First School of Clinical Medicine, Guangzhou University of Chinese Medicine, Guangzhou 510405, P.R. China.
Phytomedicine. 2020 Nov;78:153292. doi: 10.1016/j.phymed.2020.153292. Epub 2020 Jul 25.
Brown adipose tissue (BAT) activation is a promising therapeutic target to treat hyperlipidemia with obesity. Huang-Qi San (HQS), an traditional Chinese medicine, can ameliorate hyperlipidemia with obesity, but its mechanism of action (MOA) is not understood.
To articulate the MOA for HQS with animal models.
The main chemical constituents of HQS were identified by high-performance liquid chromatography (HPLC) based assay. Hyperlipidemia with obesity rat models induced by high-fat diet were employed in the study.

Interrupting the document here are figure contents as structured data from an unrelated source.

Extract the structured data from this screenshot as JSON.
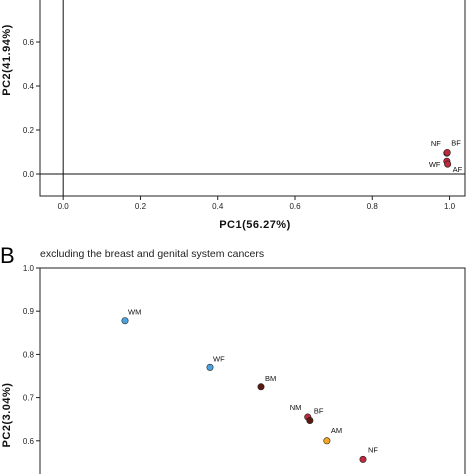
{
  "chart_data": [
    {
      "type": "scatter",
      "title": "",
      "xlabel": "PC1(56.27%)",
      "ylabel": "PC2(41.94%)",
      "xlim": [
        -0.06,
        1.04
      ],
      "ylim": [
        -0.1,
        0.8
      ],
      "x_ticks": [
        "0.0",
        "0.2",
        "0.4",
        "0.6",
        "0.8",
        "1.0"
      ],
      "y_ticks": [
        "0.0",
        "0.2",
        "0.4",
        "0.6"
      ],
      "x_tick_values": [
        0.0,
        0.2,
        0.4,
        0.6,
        0.8,
        1.0
      ],
      "y_tick_values": [
        0.0,
        0.2,
        0.4,
        0.6
      ],
      "reference_lines": {
        "x": 0,
        "y": 0
      },
      "points": [
        {
          "label": "NF",
          "x": 0.993,
          "y": 0.095,
          "color": "#c0283c"
        },
        {
          "label": "BF",
          "x": 0.994,
          "y": 0.098,
          "color": "#c0283c"
        },
        {
          "label": "WF",
          "x": 0.993,
          "y": 0.058,
          "color": "#c0283c"
        },
        {
          "label": "AF",
          "x": 0.995,
          "y": 0.045,
          "color": "#c0283c"
        }
      ]
    },
    {
      "type": "scatter",
      "panel_letter": "B",
      "subtitle": "excluding the breast and genital system cancers",
      "xlabel": "",
      "ylabel": "PC2(3.04%)",
      "xlim": [
        0.0,
        1.0
      ],
      "ylim": [
        0.5,
        1.0
      ],
      "y_ticks": [
        "0.6",
        "0.7",
        "0.8",
        "0.9",
        "1.0"
      ],
      "y_tick_values": [
        0.6,
        0.7,
        0.8,
        0.9,
        1.0
      ],
      "points": [
        {
          "label": "WM",
          "x": 0.2,
          "y": 0.878,
          "color": "#4aa3dc"
        },
        {
          "label": "WF",
          "x": 0.4,
          "y": 0.77,
          "color": "#4aa3dc"
        },
        {
          "label": "BM",
          "x": 0.52,
          "y": 0.725,
          "color": "#5a1a10"
        },
        {
          "label": "NM",
          "x": 0.63,
          "y": 0.655,
          "color": "#c0283c"
        },
        {
          "label": "BF",
          "x": 0.635,
          "y": 0.647,
          "color": "#5a1a10"
        },
        {
          "label": "AM",
          "x": 0.675,
          "y": 0.6,
          "color": "#f5a623"
        },
        {
          "label": "NF",
          "x": 0.76,
          "y": 0.557,
          "color": "#c0283c"
        }
      ]
    }
  ]
}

The levels of the fasting plasma glucose (FPG), triglyceride (TG), total cholesterol (TC), low-density lipoprotein-cholesterol (LDL-C) and high-density lipoprotein-cholesterol (HDL-C) were measured to evaluate the ability of HQS to ameliorate hyperlipidemia with obesity. Pathological analyses of organs were conducted with Oil Red O staining, hematoxylin-eosin (H&E) staining and transmission electron microscopy. The expression of mRNAs related to thermogenic genes, fatty acid oxidation-related genes and mitochondria biogenic genes were examined by quantitative real-time PCR. The protein expressions of uncoupling protein 1 (UCP1) were investigated by immunohistochemistry and western blot. Simultaneously, the protein expression of PR domain containing 16 (PRDM16), ATP synthase F1 subunit alpha (ATP5A) was detected by western blot.

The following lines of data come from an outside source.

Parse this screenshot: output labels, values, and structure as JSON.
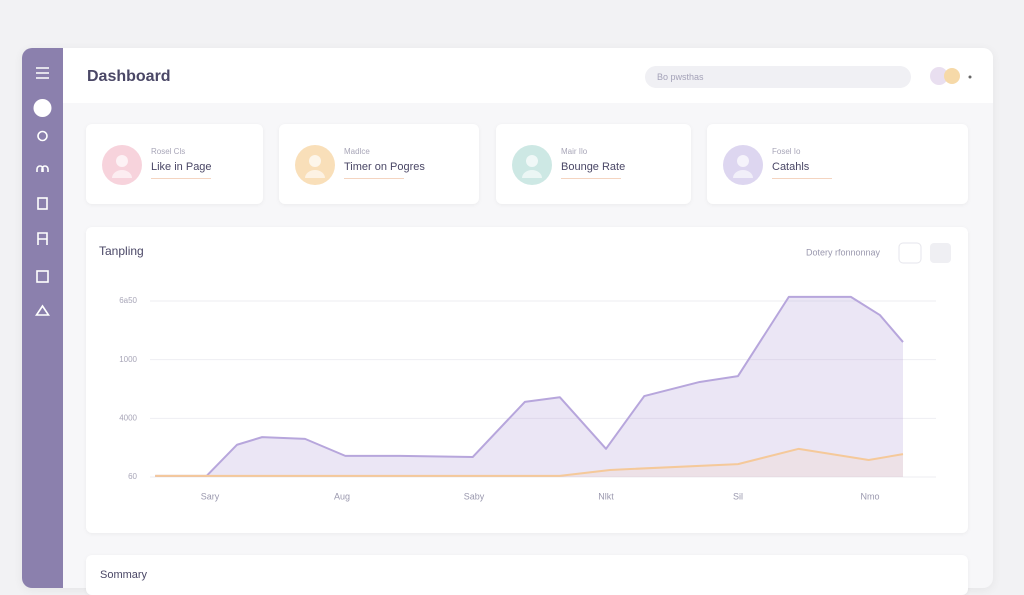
{
  "header": {
    "title": "Dashboard",
    "search": "Bo pwsthas"
  },
  "cards": [
    {
      "caption": "Rosel Cls",
      "label": "Like in Page"
    },
    {
      "caption": "Madlce",
      "label": "Timer on Pogres"
    },
    {
      "caption": "Mair Ilo",
      "label": "Bounge Rate"
    },
    {
      "caption": "Fosel Io",
      "label": "Catahls"
    }
  ],
  "chart_data": {
    "type": "area",
    "title": "Tanpling",
    "legend": "Dotery rfonnonnay",
    "xlim": [
      0,
      12
    ],
    "ylim": [
      0,
      3
    ],
    "xticks": [
      {
        "value": 1,
        "label": "Sary"
      },
      {
        "value": 3,
        "label": "Aug"
      },
      {
        "value": 5,
        "label": "Saby"
      },
      {
        "value": 7,
        "label": "Nlkt"
      },
      {
        "value": 9,
        "label": "Sil"
      },
      {
        "value": 11,
        "label": "Nmo"
      }
    ],
    "yticks": [
      {
        "value": 0,
        "label": "60"
      },
      {
        "value": 1,
        "label": "4000"
      },
      {
        "value": 2,
        "label": "1000"
      },
      {
        "value": 3,
        "label": "6a50"
      }
    ],
    "grid": true,
    "series": [
      {
        "color": "#b7a6dc",
        "x": [
          0.17,
          0.95,
          1.41,
          1.79,
          2.44,
          3.05,
          3.88,
          4.98,
          5.77,
          6.3,
          7.0,
          7.58,
          8.42,
          9.0,
          9.77,
          10.71,
          11.15,
          11.5
        ],
        "values": [
          0.02,
          0.02,
          0.55,
          0.68,
          0.65,
          0.36,
          0.36,
          0.34,
          1.28,
          1.36,
          0.48,
          1.38,
          1.62,
          1.72,
          3.07,
          3.07,
          2.76,
          2.3
        ]
      },
      {
        "color": "#f5c99a",
        "x": [
          0.17,
          6.3,
          7.06,
          9.0,
          9.92,
          10.98,
          11.5
        ],
        "values": [
          0.02,
          0.02,
          0.12,
          0.22,
          0.48,
          0.29,
          0.39
        ]
      }
    ]
  },
  "summary": {
    "title": "Sommary"
  }
}
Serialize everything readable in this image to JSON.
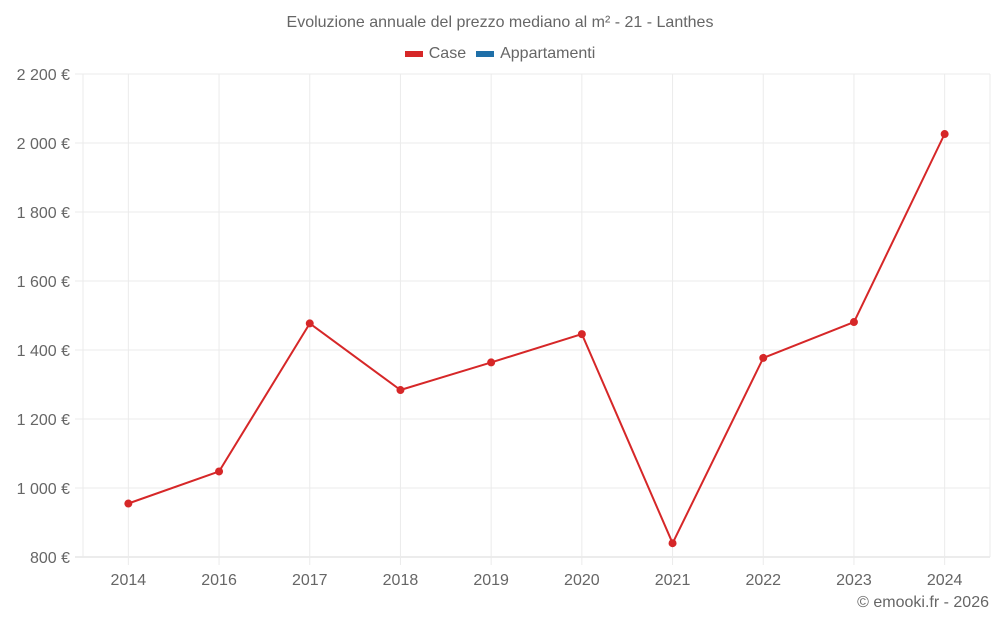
{
  "chart_data": {
    "type": "line",
    "title": "Evoluzione annuale del prezzo mediano al m² - 21 - Lanthes",
    "xlabel": "",
    "ylabel": "",
    "categories": [
      "2014",
      "2016",
      "2017",
      "2018",
      "2019",
      "2020",
      "2021",
      "2022",
      "2023",
      "2024"
    ],
    "series": [
      {
        "name": "Case",
        "color": "#d62728",
        "values": [
          955,
          1048,
          1477,
          1284,
          1364,
          1446,
          840,
          1377,
          1481,
          2026
        ]
      },
      {
        "name": "Appartamenti",
        "color": "#1f6fa8",
        "values": []
      }
    ],
    "ylim": [
      800,
      2200
    ],
    "yticks": [
      800,
      1000,
      1200,
      1400,
      1600,
      1800,
      2000,
      2200
    ],
    "ytick_labels": [
      "800 €",
      "1 000 €",
      "1 200 €",
      "1 400 €",
      "1 600 €",
      "1 800 €",
      "2 000 €",
      "2 200 €"
    ],
    "grid": true,
    "legend_position": "top"
  },
  "legend": [
    {
      "label": "Case",
      "color": "#d62728"
    },
    {
      "label": "Appartamenti",
      "color": "#1f6fa8"
    }
  ],
  "credit": "© emooki.fr - 2026"
}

HQS ameliorates metabolic disorder, lipid ectopic deposition, obesity and maintained glucose homeostasis in hyperlipidemia with obesity rats. HQS can significantly increase the number of mitochondria and reduced the size of the intracellular lipid droplets in BAT, and increase the expression of BAT activation-related genes (UCP1, PGC1α, PGC1β, Prdm16, CD137, TBX1, CPT1a, PPARα, Tfam, NRF1 and NRF2) in vivo. Furthermore, UCP1, PRDM16 and ATP5A proteins of BAT were increased.

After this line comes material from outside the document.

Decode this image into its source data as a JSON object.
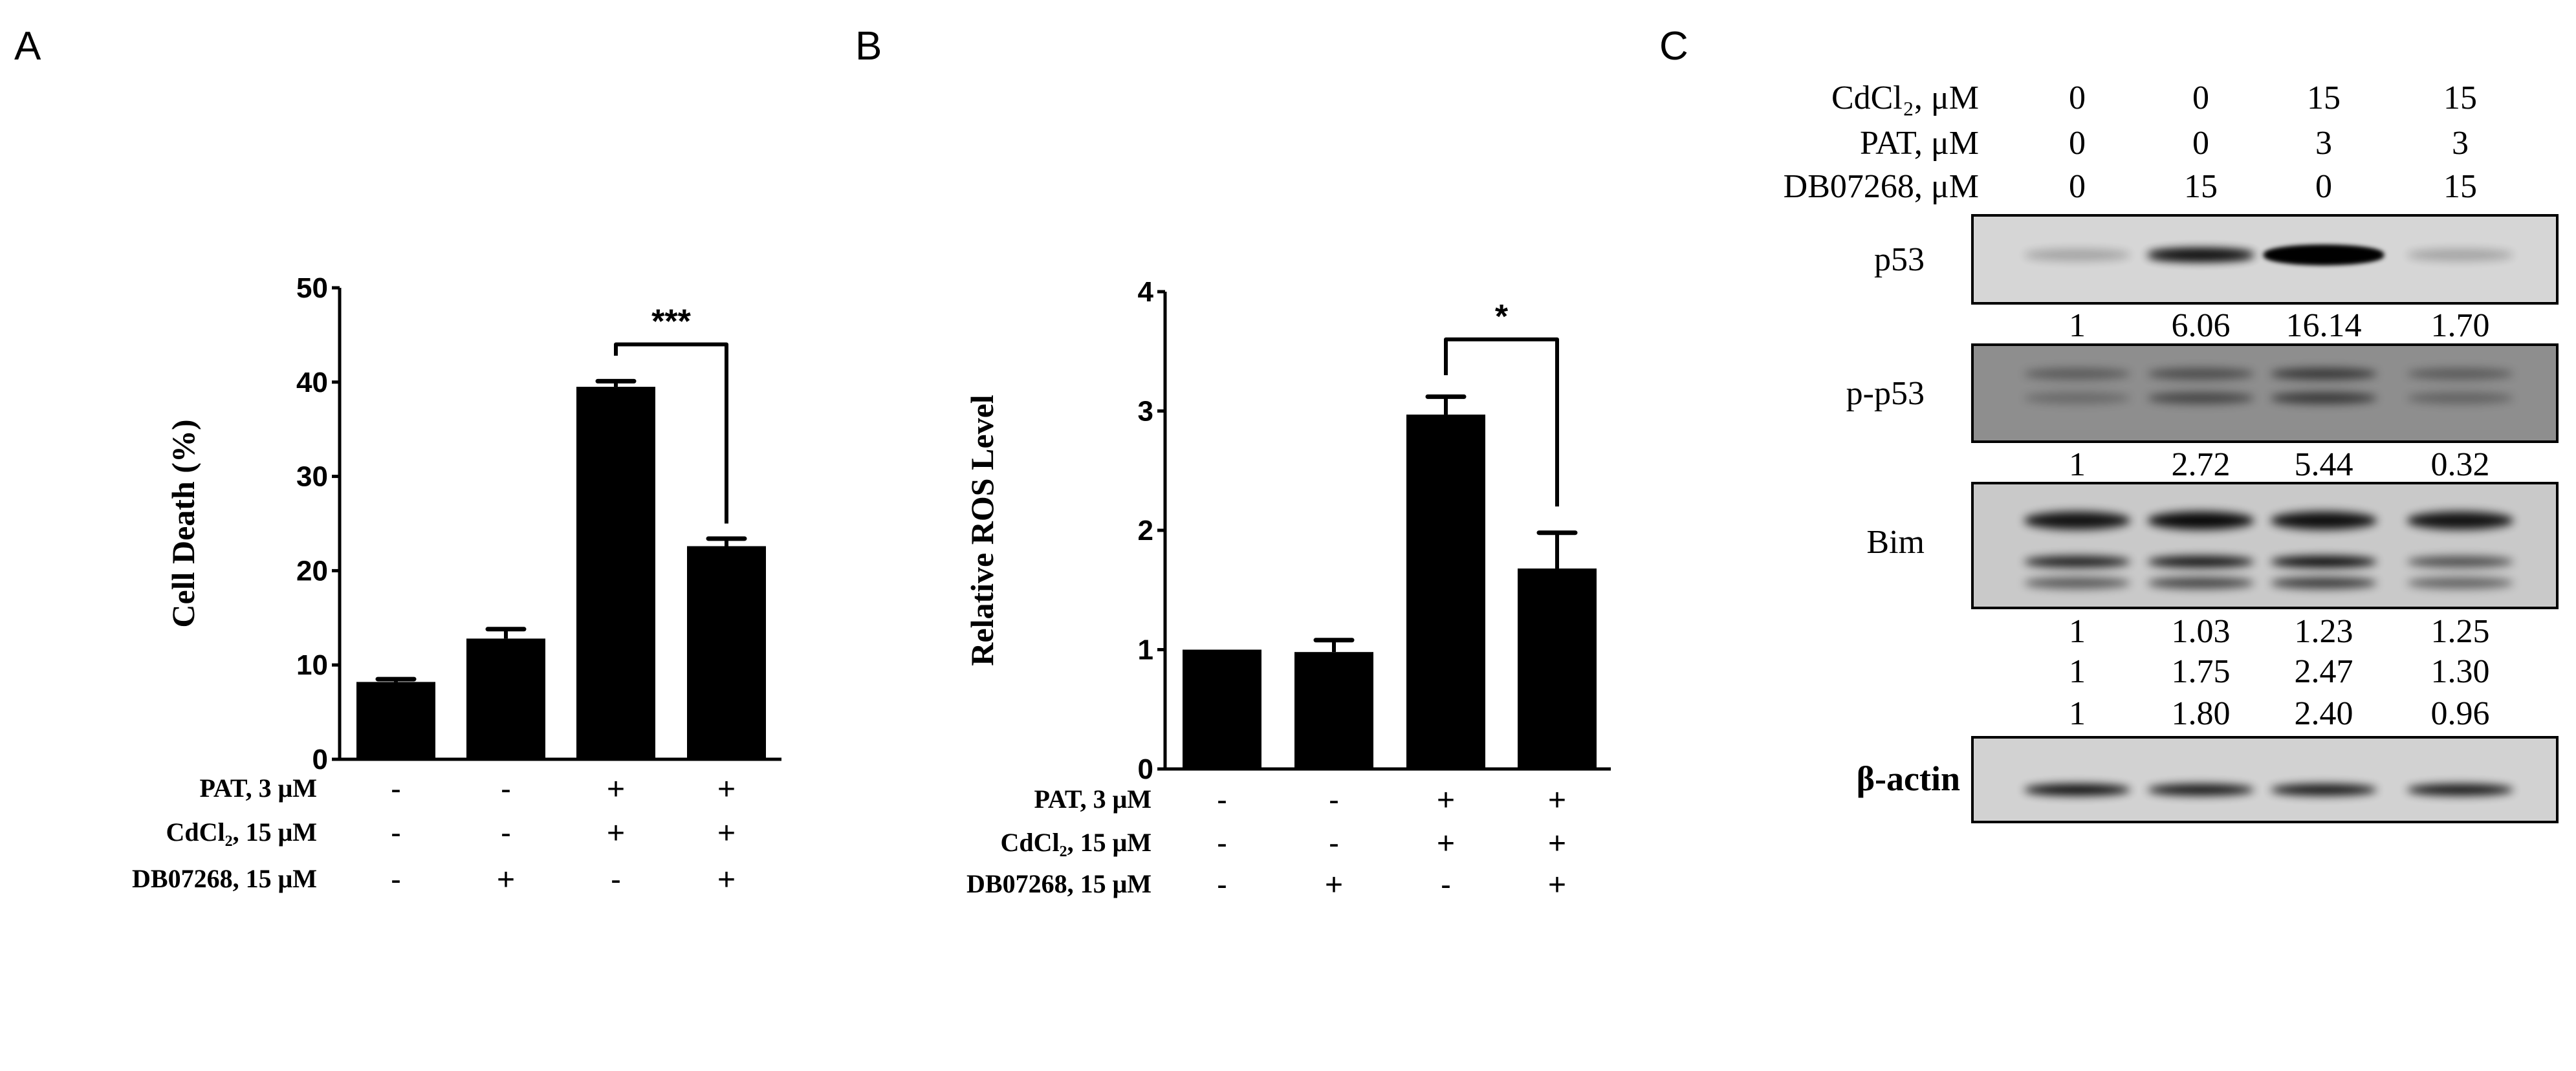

HQS can activate BAT and browning of S-WAT (subcutaneous white adipose tissue) through activating the PRDM16/PGC1α/UCP1 pathway, augmenting mitochondrial biogenesis and fatty acid oxidation to increase thermogenesis and energy expenditure, resulting in a significant amelioration of hyperlipidemia with obesity. Therefore, HQS is an effective therapeutic medicine for the treatment of hyperlipidemia with obesity.
棕色脂肪组织(BAT)的激活是治疗肥胖伴高血脂的有前途的治疗靶点。黄耆散(HQS)是一种中药,可改善肥胖伴高血脂,但作用机制(MOA)尚不清楚。
用动物模型阐明 HQS 的 MOA。
采用高效液相色谱(HPLC)法鉴定 HQS 的主要化学成分。采用高脂饮食诱导的肥胖伴高血脂大鼠模型进行研究。测定空腹血糖(FPG)、甘油三酯(TG)、总胆固醇(TC)、低密度脂蛋白胆固醇(LDL-C)和高密度脂蛋白胆固醇(HDL-C)水平,以评价 HQS 改善肥胖伴高血脂的能力。用油红 O 染色、苏木精-伊红(H&E)染色和透射电镜对器官进行病理分析。通过定量实时 PCR 检测与产热基因、脂肪酸氧化相关基因和线粒体生物发生基因相关的 mRNA 的表达。通过免疫组织化学和 Western blot 检测解偶联蛋白 1(UCP1)的蛋白表达。同时,通过 Western blot 检测 PR 结构域包含 16(PRDM16)和 ATP 合酶 F1 亚基α(ATP5A)的蛋白表达。
HQS 改善了高脂血症伴肥胖大鼠的代谢紊乱、脂质异位沉积、肥胖和葡萄糖稳态。HQS 可显著增加 BAT 中线粒体的数量并减少细胞内脂滴的大小,并增加 BAT 激活相关基因(UCP1、PGC1α、PGC1β、PRDM16、CD137、TBX1、CPT1a、PPARα、Tfam、NRF1 和 NRF2)的表达。此外,BAT 的 UCP1、PRDM16 和 ATP5A 蛋白增加。
HQS 通过激活 PRDM16/PGC1α/UCP1 通路激活 BAT 和 S-WAT(皮下白色脂肪组织)的褐色化,增加线粒体生物发生和脂肪酸氧化,增加产热和能量消耗,从而显著改善肥胖伴高血脂。因此,HQS 是治疗肥胖伴高血脂的有效治疗药物。